Psychological training of ICU staff appears to be very important. In her thesis, German psychologist Annett Pöpplein analysed the training and education of staff on the donor-transplant coordination teams in Spanish ICUs. Presenting her results at the Congress she underlined that, in Spain, major emphasis is put on adequate staff training to identify stress reactions correctly and emotionally stabilise family members while interviewing on organ donation. In her lecture she also suggested that this may be a key to receiving a positive feed-back for an organ donation agreement - in Spain family members are always asked for permission for organ retrieval even though they have a presumed consent policy.
These arguments were also considered in the readjustment of the German transplant legislation adopted by the Bundestag in May 2012. The new legislation foresees inter alia that every German hospital with an ICU must have at least one in-house coordinator responsible for organ donation organisation.
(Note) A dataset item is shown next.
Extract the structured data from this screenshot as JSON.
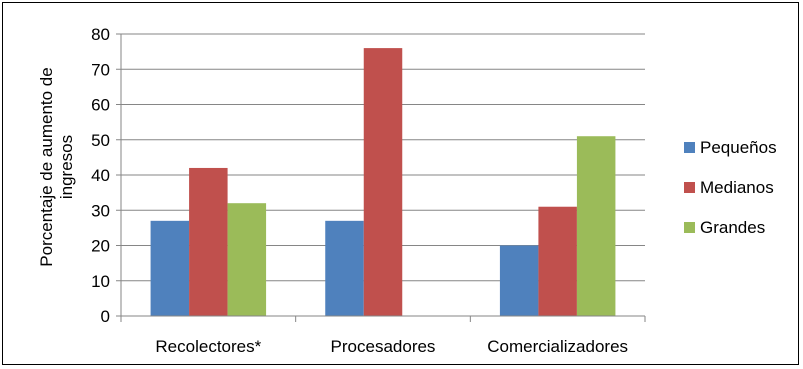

Professor Wolf Otto Bechstein, President of the German Transplantation Society and head of the Department of General and Visceral Surgery at the Johann Wolfgang Goethe University in Frankfurt am Main, also confirmed that special training on how to approach and care for the bereaved families is planned for organ donation coordinators. With the German medical association, the Transplantation Society has already developed a curriculum for organ donation coordinators. If the new German legislation and its measures can withstand the organ transplant scandal – and in the long run enhance the preparedness and raise agreements towards organ donation in this country – as observable in Spain during the past two decades – remains to be seen.